Results are not deterministic for pseudo-associative operators (e.g., addition of floating-point types). Results for pseudo-associative operators may vary from run to run.

The algorithm’s execution is parallelized as determined by exec.

The following code snippet demonstrates how to use inclusive_scan with initial value to compute an in-place prefix sum using the thrust::host execution policy for parallelization:

int data[10] = {-5, 0, 2, -3, 2, 4, 0, -1, 2, 8};
thrust::inclusive_scan(thrust::host, data, data + 10, data, 1, ::cuda::maximum<>{}); // in-place scan
// data is now {1, 1, 2, 2, 2, 4, 4, 4, 4, 8}

See also

https://en.cppreference.com/w/cpp/algorithm/partial_sum

Parameters:

  • exec – The execution policy to use for parallelization.

  • first – The beginning of the input sequence.

  • last – The end of the input sequence.

  • result – The beginning of the output sequence.

  • init – The initial value.

  • binary_op – The associative operator used to ‘sum’ values.

Template Parameters:

  • DerivedPolicy – The name of the derived execution policy.

  • InputIterator – is a model of Input Iterator and InputIterator's value_type is convertible to OutputIterator's value_type.

  • OutputIterator – is a model of Output Iterator and OutputIterator's value_type is convertible to both AssociativeOperator's first and second argument type.

  • T – is convertible to OutputIterator's value_type.

  • AssociativeOperator – The function’s return type must be convertible to OutputIterator's value_type.

Returns:

The end of the output sequence.

Pre:

first may equal result but the range [first, last) and the range [result, result + (last - first)) shall not overlap otherwise.

inclusive_scan(first, last, result, init, binary_op)#

template<typename InputIterator, typename OutputIterator, typename T, typename AssociativeOperator>
OutputIterator thrust::inclusive_scan(
InputIterator first,
InputIterator last,
OutputIterator result,
T init,
AssociativeOperator binary_op,
)#

inclusive_scan computes an inclusive prefix sum operation. The term ‘inclusive’ means that each result includes the corresponding input operand in the partial sum. More precisely, binary_op(init, *first) is assigned to *result and so on. This version of inclusive_scan requires both an associative operator and an initial value init. When the input and output sequences are the same, the scan is performed in-place.

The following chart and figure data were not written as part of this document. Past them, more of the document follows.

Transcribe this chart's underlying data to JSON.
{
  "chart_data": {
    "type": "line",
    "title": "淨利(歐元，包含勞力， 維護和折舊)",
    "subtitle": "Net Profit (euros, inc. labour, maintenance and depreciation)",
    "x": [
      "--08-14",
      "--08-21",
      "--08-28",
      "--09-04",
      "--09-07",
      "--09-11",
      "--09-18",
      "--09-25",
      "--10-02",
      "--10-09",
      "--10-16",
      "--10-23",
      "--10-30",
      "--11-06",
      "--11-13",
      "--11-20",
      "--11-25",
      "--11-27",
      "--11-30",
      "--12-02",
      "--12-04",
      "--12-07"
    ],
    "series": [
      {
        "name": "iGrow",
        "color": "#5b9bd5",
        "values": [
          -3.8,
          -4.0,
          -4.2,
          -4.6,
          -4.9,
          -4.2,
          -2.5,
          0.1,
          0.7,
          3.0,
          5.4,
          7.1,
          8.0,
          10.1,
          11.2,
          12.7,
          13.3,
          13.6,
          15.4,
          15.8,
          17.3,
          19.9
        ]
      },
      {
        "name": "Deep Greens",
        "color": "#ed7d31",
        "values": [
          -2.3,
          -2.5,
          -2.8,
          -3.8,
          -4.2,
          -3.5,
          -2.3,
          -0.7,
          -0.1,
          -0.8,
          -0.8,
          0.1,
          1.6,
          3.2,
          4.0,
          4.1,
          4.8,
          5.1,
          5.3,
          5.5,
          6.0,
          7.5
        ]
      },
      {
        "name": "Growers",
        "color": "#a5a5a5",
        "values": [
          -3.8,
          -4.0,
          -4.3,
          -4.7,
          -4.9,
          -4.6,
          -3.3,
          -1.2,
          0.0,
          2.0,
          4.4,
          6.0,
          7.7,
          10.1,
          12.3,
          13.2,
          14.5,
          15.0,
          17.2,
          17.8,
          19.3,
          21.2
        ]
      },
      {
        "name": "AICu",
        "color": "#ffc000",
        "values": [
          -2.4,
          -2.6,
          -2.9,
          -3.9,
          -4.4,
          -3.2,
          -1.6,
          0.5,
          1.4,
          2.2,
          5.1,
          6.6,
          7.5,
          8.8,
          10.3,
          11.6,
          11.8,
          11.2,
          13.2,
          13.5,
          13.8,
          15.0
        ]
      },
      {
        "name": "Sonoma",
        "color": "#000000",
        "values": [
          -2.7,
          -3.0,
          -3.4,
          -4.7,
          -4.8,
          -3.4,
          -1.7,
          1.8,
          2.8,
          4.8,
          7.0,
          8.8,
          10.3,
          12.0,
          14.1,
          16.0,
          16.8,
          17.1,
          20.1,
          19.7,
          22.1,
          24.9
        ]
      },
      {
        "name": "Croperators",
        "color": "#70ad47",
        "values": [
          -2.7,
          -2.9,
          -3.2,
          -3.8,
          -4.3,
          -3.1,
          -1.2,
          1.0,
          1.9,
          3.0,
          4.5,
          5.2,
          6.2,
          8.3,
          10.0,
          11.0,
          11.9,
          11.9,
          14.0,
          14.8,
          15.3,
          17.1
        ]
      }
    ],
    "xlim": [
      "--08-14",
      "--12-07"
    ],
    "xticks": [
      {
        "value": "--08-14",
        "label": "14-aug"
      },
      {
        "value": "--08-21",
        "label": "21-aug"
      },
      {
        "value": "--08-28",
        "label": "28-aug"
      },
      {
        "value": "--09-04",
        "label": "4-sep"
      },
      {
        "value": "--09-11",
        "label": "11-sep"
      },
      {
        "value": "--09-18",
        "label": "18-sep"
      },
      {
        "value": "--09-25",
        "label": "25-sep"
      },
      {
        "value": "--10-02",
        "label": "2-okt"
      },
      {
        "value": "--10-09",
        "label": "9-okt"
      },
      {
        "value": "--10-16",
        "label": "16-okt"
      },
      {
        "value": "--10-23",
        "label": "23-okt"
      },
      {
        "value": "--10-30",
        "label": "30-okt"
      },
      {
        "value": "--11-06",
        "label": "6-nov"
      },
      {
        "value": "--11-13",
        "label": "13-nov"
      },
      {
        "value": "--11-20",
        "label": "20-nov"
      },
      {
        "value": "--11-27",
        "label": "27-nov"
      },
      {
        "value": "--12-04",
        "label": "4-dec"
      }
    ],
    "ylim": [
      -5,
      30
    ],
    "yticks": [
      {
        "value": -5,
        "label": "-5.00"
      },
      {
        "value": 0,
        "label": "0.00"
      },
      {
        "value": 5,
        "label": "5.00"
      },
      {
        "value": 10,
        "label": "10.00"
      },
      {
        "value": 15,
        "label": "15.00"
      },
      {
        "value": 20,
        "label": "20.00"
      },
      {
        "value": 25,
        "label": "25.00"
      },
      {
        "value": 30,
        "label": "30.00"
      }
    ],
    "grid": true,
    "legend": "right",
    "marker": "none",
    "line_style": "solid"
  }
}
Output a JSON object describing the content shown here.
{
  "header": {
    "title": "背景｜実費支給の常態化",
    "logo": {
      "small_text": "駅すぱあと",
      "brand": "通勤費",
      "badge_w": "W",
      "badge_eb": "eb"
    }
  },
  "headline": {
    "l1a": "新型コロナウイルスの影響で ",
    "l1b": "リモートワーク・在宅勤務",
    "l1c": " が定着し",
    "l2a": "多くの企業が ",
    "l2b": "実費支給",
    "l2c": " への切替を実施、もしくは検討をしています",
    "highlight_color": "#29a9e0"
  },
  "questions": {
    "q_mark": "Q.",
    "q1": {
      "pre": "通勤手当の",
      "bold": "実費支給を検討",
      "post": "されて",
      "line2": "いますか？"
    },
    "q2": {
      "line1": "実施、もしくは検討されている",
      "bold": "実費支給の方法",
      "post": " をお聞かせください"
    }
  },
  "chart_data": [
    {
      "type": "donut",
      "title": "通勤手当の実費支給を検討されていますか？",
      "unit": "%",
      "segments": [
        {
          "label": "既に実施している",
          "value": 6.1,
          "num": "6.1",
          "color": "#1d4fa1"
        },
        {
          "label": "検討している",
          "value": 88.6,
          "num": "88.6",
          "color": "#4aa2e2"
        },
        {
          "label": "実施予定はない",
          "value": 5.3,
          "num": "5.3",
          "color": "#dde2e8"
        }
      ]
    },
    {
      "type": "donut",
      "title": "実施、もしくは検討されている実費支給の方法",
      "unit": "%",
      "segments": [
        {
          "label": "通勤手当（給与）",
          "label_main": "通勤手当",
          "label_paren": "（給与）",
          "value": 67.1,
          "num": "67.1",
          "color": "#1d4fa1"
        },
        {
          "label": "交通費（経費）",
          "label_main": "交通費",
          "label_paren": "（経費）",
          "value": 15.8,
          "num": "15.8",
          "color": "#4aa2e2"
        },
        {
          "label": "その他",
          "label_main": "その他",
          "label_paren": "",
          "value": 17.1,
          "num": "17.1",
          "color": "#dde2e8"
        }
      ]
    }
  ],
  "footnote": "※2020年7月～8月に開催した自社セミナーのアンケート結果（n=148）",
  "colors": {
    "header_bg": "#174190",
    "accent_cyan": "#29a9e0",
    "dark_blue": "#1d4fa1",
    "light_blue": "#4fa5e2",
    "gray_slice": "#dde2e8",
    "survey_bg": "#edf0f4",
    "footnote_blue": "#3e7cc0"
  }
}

Results are not deterministic for pseudo-associative operators (e.g., addition of floating-point types). Results for pseudo-associative operators may vary from run to run.

The following code snippet demonstrates how to use inclusive_scan with initial value:

int data[10] = {-5, 0, 2, -3, 2, 4, 0, -1, 2, 8};
::cuda::maximum<int> binary_op;
thrust::inclusive_scan(data, data + 10, data, 1, ::cuda::maximum<>{}); // in-place scan
// data is now {1, 1, 2, 2, 2, 4, 4, 4, 4, 8}

See also

https://en.cppreference.com/w/cpp/algorithm/partial_sum

Parameters:

  • first – The beginning of the input sequence.

  • last – The end of the input sequence.

  • result – The beginning of the output sequence.

  • init – The initial value.

  • binary_op – The associative operator used to ‘sum’ values.

Template Parameters:

  • InputIterator – is a model of Input Iterator and InputIterator's value_type is convertible to OutputIterator's value_type.

  • OutputIterator – is a model of Output Iterator and OutputIterator's value_type is convertible to both AssociativeOperator's first and second argument type.

  • T – is convertible to OutputIterator's value_type.

  • AssociativeOperator – The function’s return type must be convertible to OutputIterator's value_type.

Returns:

The end of the output sequence.

Pre:

first may equal result but the range [first, last) and the range [result, result + (last - first)) shall not overlap otherwise.